7. Senator Sherrod Brown (Ohio): No one who ran for re-election on Tuesday has also looked at the next campaign than Brown. In a brief victory speech, he declared that he had won the victory even as Trump had raised Ohio by 10 points in 2016. "That's the message that emanates from the US. Ohio in 2018 and the project of our country in 2020, "he concluded. It's remarkable from a guy who said before that he did not actively plan to run. Maybe re-election should be the priority.

6. Senator Kirsten Gillibrand (N.Y.): Gillibrand said at a debate for her candidacy for re-election (uncompetitive) that she would serve her six-year term if she won the victory. But then, she seemed to reopen the door to a race just two days after the election on "The Late Show with Stephen Colbert".

5. Senator Cory Booker (N.J.): Booker can be extremely impressive; it can also be on the top. And his performances at Kavanaugh audiences have been directed towards them. Tip: This is not a moment "I am Spartacus" if you have to call it a "Spartacus moment". Do not focus too much on a moment, but it was an important and unforgettable moment.

4. Former Vice President Joe BidenA recent CNN poll has made Mr Biden the big favorite of the Democratic nomination: 33 to 13% for Bernie Sanders, which is a little surprising. Many Democrats voted for Sanders in 2016, after all. I am not convinced that Biden intervenes and his record as a presidential candidate is not good. But the table is set.

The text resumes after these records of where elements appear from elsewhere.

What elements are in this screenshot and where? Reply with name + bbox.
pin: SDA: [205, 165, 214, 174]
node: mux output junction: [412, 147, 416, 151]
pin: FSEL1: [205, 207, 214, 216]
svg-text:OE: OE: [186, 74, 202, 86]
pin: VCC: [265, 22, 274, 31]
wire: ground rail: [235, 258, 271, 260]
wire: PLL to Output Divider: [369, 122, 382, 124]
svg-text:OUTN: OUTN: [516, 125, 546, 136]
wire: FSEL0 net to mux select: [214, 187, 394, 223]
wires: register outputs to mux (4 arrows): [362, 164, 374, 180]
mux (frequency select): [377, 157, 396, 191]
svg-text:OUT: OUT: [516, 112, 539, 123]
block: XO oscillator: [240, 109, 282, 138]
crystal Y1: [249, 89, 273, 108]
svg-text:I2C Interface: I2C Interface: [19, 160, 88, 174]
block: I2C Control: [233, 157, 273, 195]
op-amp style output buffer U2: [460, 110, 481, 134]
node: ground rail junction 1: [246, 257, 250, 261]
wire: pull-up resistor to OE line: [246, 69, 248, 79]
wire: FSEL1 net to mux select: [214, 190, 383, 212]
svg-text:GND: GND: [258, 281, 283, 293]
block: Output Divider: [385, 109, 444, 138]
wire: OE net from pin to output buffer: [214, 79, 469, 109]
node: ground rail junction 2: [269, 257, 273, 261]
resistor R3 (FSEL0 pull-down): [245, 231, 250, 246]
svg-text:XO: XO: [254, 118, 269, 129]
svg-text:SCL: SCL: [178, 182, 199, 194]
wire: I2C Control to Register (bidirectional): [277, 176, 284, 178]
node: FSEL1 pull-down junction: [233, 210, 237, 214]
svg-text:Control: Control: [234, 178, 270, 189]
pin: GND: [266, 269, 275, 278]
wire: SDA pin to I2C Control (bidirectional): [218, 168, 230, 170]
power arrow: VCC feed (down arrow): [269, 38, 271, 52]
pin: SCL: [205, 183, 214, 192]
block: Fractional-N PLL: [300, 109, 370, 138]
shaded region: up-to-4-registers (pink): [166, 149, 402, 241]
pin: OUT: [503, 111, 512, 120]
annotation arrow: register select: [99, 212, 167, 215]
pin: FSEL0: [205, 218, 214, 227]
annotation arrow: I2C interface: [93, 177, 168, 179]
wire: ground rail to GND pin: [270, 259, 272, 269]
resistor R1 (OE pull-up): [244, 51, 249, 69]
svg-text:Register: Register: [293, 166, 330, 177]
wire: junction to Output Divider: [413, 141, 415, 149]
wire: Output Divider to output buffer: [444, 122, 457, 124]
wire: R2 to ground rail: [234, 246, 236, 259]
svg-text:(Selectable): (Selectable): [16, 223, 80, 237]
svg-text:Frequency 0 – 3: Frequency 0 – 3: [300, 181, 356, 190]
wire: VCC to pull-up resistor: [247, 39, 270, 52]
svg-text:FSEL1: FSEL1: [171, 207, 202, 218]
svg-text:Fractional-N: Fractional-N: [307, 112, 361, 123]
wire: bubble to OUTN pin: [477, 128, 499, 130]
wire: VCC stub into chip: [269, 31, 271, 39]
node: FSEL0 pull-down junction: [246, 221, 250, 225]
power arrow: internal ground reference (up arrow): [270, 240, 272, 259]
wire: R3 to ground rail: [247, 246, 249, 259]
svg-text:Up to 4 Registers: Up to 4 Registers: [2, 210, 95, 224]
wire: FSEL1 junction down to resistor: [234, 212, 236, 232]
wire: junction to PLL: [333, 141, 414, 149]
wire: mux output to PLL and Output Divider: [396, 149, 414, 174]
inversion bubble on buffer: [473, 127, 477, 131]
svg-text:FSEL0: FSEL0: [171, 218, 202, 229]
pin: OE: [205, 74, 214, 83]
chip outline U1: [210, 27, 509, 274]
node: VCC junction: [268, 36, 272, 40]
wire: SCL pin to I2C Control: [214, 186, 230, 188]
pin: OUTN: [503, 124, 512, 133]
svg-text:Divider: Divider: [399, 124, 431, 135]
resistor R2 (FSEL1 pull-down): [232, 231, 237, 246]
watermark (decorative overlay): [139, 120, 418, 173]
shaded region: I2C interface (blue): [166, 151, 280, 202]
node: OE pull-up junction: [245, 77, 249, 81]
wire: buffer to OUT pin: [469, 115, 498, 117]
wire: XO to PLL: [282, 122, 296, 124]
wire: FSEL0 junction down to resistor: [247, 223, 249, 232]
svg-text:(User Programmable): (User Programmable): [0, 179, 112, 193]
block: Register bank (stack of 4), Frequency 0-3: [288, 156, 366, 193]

3. Senator Kamala D. Harris (California): Perhaps no one on this list has the potential of Harris – if it puts all this in place – and that this potential has a lot of value in what is almost certainly an overcrowded area.

2. Senator Bernie Sanders (Vt.): Sanders led a somewhat sleepy re-election race (which was all that was needed), and I do not think he could assert himself as a national leader of Democrats – a bit like he I tried it during this tour with DNC president, Tom Perez. Maybe he recognizes that he does not need all this and can just turn his base around when he starts running again. We will see.

1. Senator Elizabeth Warren (Mass.): No, Warren's disclosure of a DNA report of very slight Native American ancestries did not go off well. But as a sign of his intention to run, it was as strong as anything. I've often thought that if she ran, she would probably be the favorite. She needed to do it and she was trying.